Text2Shape (Chair & Table)

  1. Download Text2Shape and place shapenet.json and processed_caption_{train/val/test}.p in the text2shape-data/chair_table folder.

  2. Download ShapeNet solid voxels (Chair & Table):

    cd text2shape-data
    mkdir chair_table
    cd chair_table
    wget http://text2shape.stanford.edu/dataset/shapenet/nrrd_256_filter_div_32_solid.zip
    wget http://text2shape.stanford.edu/dataset/shapenet/nrrd_256_filter_div_64_solid.zip
    wget http://text2shape.stanford.edu/dataset/shapenet/nrrd_256_filter_div_128_solid.zip
    unzip nrrd_256_filter_div_32_solid.zip
    unzip nrrd_256_filter_div_64_solid.zip
    unzip nrrd_256_filter_div_128_solid.zip

    Finally, the dataset files should be organized as follows:

    tricolo
    ├── data
    │   ├── preprocess_all_data.py
    │   ├── text2shape-data
    │   │   ├── ShapeNetCore.v2
    │   │   ├── chair_table
    │   │   │   ├── nrrd_256_filter_div_32_solid
    │   │   │   ├── nrrd_256_filter_div_64_solid
    │   │   │   ├── nrrd_256_filter_div_128_solid
    │   │   │   ├── processed_captions_train.p
    │   │   │   ├── processed_captions_val.p
    │   │   │   ├── processed_captions_test.p
    │   │   │   ├── shapenet.json
  3. Preprocess the dataset

    python data/preprocess_all_data.py data=text2shape_chair_table +cpu_workers={num_processes}
  4. Precache the CLIP embeddings (optional)

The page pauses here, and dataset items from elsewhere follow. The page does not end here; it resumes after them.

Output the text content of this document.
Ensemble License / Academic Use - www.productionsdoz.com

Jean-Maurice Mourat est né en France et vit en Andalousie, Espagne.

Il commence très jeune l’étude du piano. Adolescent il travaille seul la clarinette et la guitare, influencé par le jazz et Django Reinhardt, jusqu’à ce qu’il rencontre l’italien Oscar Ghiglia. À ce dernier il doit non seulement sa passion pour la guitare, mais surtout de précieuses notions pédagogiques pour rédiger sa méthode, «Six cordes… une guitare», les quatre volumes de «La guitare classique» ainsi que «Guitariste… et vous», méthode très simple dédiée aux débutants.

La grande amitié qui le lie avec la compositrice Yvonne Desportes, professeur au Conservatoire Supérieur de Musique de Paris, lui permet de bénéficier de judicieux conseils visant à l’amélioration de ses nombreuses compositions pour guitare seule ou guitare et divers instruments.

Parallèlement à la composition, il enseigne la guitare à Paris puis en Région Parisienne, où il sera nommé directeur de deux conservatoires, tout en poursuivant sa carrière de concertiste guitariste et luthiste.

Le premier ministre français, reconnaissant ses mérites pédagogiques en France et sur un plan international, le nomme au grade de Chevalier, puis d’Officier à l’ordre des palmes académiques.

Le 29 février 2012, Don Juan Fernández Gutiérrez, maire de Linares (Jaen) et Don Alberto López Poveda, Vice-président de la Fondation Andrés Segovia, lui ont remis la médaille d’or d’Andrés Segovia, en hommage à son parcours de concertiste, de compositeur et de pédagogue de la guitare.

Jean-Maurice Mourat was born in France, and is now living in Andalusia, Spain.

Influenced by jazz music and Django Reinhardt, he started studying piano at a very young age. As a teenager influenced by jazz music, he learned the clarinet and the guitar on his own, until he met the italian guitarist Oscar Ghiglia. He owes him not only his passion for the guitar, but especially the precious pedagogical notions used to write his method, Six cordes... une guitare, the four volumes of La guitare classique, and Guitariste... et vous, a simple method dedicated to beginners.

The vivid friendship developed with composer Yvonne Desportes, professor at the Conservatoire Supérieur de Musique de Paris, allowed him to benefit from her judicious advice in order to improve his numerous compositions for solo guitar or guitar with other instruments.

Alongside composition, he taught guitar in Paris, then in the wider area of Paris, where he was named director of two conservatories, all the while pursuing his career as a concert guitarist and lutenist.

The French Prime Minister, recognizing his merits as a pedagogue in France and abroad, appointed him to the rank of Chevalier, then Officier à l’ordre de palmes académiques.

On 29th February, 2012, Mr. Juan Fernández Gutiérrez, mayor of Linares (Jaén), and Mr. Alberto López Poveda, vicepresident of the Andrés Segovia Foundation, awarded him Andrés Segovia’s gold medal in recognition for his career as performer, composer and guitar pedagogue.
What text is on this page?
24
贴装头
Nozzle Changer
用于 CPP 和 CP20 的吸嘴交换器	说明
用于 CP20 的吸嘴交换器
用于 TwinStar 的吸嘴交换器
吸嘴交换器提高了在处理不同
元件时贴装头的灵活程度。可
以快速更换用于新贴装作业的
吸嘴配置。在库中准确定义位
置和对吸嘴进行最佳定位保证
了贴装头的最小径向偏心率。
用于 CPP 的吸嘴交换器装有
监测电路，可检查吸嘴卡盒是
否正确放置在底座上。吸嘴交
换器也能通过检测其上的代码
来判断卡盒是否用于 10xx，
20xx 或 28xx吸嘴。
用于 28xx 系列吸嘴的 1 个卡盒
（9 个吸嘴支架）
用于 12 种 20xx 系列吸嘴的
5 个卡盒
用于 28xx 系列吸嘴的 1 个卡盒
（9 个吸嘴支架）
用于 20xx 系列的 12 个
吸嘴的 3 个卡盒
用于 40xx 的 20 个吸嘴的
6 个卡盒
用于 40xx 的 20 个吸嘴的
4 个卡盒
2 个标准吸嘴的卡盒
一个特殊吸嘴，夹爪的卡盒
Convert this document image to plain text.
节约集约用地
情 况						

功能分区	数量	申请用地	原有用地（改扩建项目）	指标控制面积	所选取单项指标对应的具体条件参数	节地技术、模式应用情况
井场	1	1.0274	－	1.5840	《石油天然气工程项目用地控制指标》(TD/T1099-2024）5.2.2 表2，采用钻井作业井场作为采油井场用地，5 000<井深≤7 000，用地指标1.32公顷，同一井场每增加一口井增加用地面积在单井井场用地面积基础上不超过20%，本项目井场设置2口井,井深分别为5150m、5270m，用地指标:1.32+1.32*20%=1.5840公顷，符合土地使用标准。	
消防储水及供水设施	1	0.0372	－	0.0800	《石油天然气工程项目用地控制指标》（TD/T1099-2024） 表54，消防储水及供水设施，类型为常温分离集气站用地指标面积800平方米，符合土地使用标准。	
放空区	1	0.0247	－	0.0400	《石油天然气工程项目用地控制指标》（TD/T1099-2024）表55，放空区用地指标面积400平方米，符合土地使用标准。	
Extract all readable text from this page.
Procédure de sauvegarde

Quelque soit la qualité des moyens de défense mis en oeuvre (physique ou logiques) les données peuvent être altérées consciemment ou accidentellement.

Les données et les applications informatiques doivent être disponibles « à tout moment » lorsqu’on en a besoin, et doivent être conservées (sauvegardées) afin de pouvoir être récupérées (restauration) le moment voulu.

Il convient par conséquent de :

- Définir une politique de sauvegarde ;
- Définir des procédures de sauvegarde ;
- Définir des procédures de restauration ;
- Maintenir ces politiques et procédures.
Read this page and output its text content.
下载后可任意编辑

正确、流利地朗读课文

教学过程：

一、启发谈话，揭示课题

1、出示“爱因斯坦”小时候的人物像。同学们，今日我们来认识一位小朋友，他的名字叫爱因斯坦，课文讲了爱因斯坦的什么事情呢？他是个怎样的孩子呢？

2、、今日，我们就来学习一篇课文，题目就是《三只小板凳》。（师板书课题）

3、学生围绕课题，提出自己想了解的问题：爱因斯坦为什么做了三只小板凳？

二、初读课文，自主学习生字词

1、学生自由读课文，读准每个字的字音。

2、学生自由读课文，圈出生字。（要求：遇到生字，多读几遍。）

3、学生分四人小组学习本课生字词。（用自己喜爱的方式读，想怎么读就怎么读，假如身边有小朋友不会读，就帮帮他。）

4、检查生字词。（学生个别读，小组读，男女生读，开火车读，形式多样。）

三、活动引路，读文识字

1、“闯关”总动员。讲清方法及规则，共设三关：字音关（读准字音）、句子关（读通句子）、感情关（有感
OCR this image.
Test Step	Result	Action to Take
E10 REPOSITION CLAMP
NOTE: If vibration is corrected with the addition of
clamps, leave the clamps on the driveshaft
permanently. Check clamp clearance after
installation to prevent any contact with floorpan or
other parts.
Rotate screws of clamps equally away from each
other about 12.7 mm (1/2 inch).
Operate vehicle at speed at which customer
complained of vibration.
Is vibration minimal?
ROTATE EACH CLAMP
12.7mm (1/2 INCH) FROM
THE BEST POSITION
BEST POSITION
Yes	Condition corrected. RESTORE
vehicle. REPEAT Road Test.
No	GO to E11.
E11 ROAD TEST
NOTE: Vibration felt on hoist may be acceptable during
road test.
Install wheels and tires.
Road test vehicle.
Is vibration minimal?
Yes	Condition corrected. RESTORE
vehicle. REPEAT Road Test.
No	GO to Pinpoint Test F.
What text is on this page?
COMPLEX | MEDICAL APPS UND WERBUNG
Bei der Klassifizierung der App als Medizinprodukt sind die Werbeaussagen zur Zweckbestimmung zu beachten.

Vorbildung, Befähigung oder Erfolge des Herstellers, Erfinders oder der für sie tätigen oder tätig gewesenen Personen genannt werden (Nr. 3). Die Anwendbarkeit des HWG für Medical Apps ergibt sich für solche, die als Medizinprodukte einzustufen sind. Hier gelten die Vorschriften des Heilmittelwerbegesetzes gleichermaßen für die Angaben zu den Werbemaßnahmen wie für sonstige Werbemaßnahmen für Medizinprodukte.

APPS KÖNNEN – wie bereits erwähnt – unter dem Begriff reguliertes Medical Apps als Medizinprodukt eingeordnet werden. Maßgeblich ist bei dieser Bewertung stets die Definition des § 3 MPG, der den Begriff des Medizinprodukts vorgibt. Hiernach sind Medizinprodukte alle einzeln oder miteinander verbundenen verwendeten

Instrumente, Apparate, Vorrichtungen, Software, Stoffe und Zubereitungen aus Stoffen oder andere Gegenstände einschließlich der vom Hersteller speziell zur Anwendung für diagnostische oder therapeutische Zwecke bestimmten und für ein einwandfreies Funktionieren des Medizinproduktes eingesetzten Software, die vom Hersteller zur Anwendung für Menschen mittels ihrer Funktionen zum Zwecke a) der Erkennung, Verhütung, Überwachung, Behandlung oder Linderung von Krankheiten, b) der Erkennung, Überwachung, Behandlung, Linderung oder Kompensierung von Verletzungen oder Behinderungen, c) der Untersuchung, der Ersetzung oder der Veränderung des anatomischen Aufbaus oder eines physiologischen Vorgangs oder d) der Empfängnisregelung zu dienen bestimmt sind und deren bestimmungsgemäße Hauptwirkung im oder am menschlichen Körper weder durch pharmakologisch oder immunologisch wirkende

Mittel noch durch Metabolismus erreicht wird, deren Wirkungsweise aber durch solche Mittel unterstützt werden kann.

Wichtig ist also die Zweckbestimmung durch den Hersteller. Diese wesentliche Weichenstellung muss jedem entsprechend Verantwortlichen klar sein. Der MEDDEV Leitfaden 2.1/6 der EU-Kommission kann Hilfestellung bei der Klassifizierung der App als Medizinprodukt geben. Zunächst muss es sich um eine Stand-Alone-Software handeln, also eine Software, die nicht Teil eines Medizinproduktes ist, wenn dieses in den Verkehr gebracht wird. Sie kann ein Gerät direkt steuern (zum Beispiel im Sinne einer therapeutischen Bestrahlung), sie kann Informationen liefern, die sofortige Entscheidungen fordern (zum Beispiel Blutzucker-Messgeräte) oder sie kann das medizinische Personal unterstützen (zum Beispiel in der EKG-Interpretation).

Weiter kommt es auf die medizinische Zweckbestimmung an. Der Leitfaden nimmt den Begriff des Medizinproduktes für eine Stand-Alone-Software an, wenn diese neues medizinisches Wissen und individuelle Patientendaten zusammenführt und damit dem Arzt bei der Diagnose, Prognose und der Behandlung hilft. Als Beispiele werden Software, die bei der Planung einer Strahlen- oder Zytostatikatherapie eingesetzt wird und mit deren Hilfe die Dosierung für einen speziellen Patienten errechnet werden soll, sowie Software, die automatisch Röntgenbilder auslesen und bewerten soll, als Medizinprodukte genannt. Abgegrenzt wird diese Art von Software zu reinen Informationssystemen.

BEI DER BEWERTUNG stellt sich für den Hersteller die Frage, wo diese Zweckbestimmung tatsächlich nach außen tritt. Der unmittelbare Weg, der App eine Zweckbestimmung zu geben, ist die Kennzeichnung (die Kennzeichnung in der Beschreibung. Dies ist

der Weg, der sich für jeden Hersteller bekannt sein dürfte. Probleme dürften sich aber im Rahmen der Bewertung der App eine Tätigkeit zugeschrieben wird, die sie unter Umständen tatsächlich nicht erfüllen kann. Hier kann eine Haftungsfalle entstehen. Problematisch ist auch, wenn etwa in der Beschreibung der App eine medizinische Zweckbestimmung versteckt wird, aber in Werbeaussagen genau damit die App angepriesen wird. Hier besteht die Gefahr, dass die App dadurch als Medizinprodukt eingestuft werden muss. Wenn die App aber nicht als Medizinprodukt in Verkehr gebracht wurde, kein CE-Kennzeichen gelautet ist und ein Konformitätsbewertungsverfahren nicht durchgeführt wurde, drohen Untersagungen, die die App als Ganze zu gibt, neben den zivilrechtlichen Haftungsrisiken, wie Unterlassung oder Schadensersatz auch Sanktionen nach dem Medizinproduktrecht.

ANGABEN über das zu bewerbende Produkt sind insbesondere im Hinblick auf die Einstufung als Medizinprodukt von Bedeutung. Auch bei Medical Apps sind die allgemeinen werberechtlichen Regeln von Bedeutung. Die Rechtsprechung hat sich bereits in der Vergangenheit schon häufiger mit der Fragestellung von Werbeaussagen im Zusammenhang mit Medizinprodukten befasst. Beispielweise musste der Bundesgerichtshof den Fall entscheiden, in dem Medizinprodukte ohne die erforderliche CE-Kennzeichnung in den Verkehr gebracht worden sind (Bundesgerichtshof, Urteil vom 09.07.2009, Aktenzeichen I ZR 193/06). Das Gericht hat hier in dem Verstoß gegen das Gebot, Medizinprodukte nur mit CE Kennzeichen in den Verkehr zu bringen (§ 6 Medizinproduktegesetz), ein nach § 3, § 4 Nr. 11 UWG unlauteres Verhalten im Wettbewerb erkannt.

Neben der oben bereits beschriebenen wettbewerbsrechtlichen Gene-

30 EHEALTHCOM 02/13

    python extract_clip_feats.py data=text2shape_chair_table data.image_size=224

Text2Shape (C13)

  1. Download Text2Shape C13.

Training, Inference and Evaluation

Note: Configuration files are managed by Hydra, you can easily add or override any configuration attributes by passing them as arguments.

# log in to WandB
wandb login

# train a model from scratch
# available voxel_encoder_name: SparseCNNEncoder, null
# available image_encoder_name: MVCNNEncoder, CLIPImageEncoder, null
# available text_encoder_name: BiGRUEncoder, CLIPTextEncoder
# available dataset_name: text2shape_chair_table, text2shape_c13
python train.py data={dataset_name} model.voxel_encoder={voxel_encoder_name} \
model.image_encoder={image_encoder_name} model.text_encoder={text_encoder_name} \
experiment_name={any_string}

# train a model from a checkpoint
python train.py data={dataset_name} model.voxel_encoder={voxel_encoder_name} \
model.image_encoder={image_encoder_name} model.text_encoder={text_encoder_name} \
experiment_name={checkpoint_experiment_name} ckpt_name={checkpoint_file_name}

# test a pretrained model
python test.py data={dataset_name} model.voxel_encoder={voxel_encoder_name} \
model.image_encoder={image_encoder_name} model.text_encoder={text_encoder_name} \
experiment_name={checkpoint_experiment_name} +ckpt_path={checkpoint_file_path}

# evaluate inference results
# currently unavailable

Checkpoints

Modality Dataset Split RR@1 RR@5 NDCG@5 Download
Tri(I+V) Text2Shape (Chair & Table) Val 12.60 33.34 23.30 chair_table_tri.ckpt
Bi(I) Text2Shape (Chair & Table) Val 11.67 30.63 21.49 chair_table_bi_i.ckpt
Bi(V) Text2Shape (Chair & Table) Val 9.33 27.52 18.62 chair_table_bi_v.ckpt
Tri(I+V) Text2Shape (C13) Val 12.96 34.87 24.19 c13_tri.ckpt
Bi(I) Text2Shape (C13) Val 11.89 33.48 22.96 c13_bi_i.ckpt
Bi(V) Text2Shape (C13) Val 9.73 29.24 19.69 c13_bi_v.ckpt

Acknowledgements

  1. ConVIRT: Our overall training framework is heavily based on the ConVIRT implementation. Paper
  2. MVCNN The MVCNN implementation we used is from this implementation. Paper
  3. Text2Shape: We download the dataset and modify the evaluation code from the original Text2Shape dataset. Paper

We thank the authors for their work and the implementations.